Can anyone advise why the deer are not moving in the day time in Quitman County at all??


----------



## kmckinnie (Nov 30, 2021)

Boassmor said:


> Can anyone advise why the deer are not moving in the day time in Quitman County at all??


I’d say it’s pressure! I’ll help u a little bit. They have patterned you. I seen a few today. Here’s one I seen. I took a pic of him. I had one show up 3 times in day lite. My wife sat there this afternoon and only the spike showed up. U can see my gun barrel and the stand steps. I sat on the ground there. He’s a 5 pt and he was searching for does. May of chased one when I first heard him.


----------



## kmckinnie (Nov 30, 2021)

I seen this buck here also. He didn’t show this afternoon for my wife.


----------



## kmckinnie (Nov 30, 2021)

I had a doe this afternoon walk by in the thick weeds. Seen her or deer on the same trail several times. A 4 PT was behind her the other day.


----------



## antharper (Dec 1, 2021)

Probably multiple reasons . To much hunting pressure would be my guess . Also neighbors may have the preferred corn ? piles . Also hunting the same spot over and over will cause the deer to figure u out . Could be that you are shooting or shot to many in a certain area and they quit using it in the daylight . Also if you are using a 4 wheeler to get to stand they figure that out pretty quick also .  I know for a fact Quitman co is full of deer , I hunt a small place near Kmckinnie and can pretty much kill a deer any day I want . They are moving in the daylight somewhere . I was sitting in my stand when this little young buck came by . Good luck I hope you figure it out .


----------



## Hillbilly stalker (Dec 1, 2021)

scout


----------



## Boassmor (Dec 1, 2021)

Tks. We don’t pressure our deer.
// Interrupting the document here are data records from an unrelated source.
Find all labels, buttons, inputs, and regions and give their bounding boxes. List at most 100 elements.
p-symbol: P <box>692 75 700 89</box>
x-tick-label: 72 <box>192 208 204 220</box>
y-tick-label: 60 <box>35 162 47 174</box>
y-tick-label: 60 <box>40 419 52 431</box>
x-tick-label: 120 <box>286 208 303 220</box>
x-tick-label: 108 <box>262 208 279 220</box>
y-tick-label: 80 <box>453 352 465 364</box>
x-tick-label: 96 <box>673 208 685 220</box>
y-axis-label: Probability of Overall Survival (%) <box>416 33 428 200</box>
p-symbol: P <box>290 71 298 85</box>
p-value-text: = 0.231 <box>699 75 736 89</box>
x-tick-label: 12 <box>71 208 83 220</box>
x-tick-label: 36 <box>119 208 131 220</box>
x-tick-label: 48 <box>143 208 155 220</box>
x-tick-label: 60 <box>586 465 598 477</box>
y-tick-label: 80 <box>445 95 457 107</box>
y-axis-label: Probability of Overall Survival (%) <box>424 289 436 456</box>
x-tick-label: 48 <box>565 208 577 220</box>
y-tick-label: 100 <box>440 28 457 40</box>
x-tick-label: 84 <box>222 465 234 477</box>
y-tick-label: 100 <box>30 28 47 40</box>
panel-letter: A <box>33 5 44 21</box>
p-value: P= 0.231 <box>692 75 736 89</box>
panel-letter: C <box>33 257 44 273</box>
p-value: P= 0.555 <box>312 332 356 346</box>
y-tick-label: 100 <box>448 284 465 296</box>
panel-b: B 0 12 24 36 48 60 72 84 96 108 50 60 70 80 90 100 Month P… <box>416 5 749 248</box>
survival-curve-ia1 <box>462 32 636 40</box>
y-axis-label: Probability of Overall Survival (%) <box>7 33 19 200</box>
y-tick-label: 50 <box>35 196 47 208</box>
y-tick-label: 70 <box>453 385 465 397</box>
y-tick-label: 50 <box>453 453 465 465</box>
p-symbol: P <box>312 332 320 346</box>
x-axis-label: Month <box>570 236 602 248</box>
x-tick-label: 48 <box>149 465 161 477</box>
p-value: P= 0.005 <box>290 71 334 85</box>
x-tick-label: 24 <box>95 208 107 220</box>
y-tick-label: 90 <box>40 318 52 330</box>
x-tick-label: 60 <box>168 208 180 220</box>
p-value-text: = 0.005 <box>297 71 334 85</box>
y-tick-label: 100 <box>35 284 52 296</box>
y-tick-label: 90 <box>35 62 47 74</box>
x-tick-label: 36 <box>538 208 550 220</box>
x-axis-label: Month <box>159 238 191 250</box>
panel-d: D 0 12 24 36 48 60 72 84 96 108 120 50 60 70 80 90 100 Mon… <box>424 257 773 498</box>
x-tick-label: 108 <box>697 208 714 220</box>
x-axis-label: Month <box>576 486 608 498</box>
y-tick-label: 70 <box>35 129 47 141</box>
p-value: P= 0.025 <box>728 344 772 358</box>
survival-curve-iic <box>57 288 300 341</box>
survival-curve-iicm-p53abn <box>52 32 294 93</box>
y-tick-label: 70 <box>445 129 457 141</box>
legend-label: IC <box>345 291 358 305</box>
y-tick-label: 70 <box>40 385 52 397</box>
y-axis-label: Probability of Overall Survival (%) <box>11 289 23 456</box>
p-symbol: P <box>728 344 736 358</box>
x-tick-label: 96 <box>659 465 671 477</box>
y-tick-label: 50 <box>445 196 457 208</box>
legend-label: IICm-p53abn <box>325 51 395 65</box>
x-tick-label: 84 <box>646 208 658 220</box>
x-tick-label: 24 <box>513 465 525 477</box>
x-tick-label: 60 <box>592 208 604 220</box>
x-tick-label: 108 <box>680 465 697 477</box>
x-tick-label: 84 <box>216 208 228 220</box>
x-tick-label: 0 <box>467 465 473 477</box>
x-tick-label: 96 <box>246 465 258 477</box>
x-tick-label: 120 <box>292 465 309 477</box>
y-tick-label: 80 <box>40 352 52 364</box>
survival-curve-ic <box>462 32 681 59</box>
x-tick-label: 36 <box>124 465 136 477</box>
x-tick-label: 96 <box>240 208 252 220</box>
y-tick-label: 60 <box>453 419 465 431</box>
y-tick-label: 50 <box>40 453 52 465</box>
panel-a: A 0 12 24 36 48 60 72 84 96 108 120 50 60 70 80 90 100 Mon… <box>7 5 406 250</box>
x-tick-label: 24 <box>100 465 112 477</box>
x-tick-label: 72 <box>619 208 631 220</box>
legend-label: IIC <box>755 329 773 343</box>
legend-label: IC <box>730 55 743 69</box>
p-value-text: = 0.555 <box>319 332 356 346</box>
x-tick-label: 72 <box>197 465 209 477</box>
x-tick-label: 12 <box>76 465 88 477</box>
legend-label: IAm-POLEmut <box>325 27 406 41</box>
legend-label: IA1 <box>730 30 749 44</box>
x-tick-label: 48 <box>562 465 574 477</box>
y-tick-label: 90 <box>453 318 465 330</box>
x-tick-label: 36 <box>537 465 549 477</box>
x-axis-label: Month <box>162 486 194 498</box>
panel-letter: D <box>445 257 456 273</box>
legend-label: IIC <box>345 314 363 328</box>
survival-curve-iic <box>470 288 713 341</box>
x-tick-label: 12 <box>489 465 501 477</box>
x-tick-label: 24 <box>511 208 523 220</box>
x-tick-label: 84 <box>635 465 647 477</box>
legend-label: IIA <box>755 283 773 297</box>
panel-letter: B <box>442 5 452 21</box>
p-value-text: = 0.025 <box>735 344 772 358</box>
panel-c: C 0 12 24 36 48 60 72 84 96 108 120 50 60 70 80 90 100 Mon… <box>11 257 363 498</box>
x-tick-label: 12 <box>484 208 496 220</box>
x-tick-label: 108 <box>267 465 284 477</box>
Mot here that much


----------



## Boassmor (Dec 1, 2021)

I usually go to my go to guard shack on the east side of our property, but someone dumped two deer carcass just up from the gate and right now only the buzzards can use that road


----------



## Son (Dec 8, 2021)

Miller Co, not much pressure in our woods, and deer have shut down daylight activity. And not much at night. I'm guessing it's because there's so much food. Walk in the hardwoods and it's like walking on marbles there's so many acorns. Warm weather has kept some browse in good shape. Farms are harvesting, leaving plenty food laying in the fields. A deer doesn't have to spend much time, or go very far to fill up. They they have plenty time to lay around and chew the cud.


----------



## sghoghunter (Dec 17, 2021)

What area of quitman are you in? We’re a few miles north of Georgetown. This year has been a weird year at our lease. Every one is seeing deer but the decent deer just started showing up around 8 to 9 days ago. As far as movement in the daytime it’s a day by day change


----------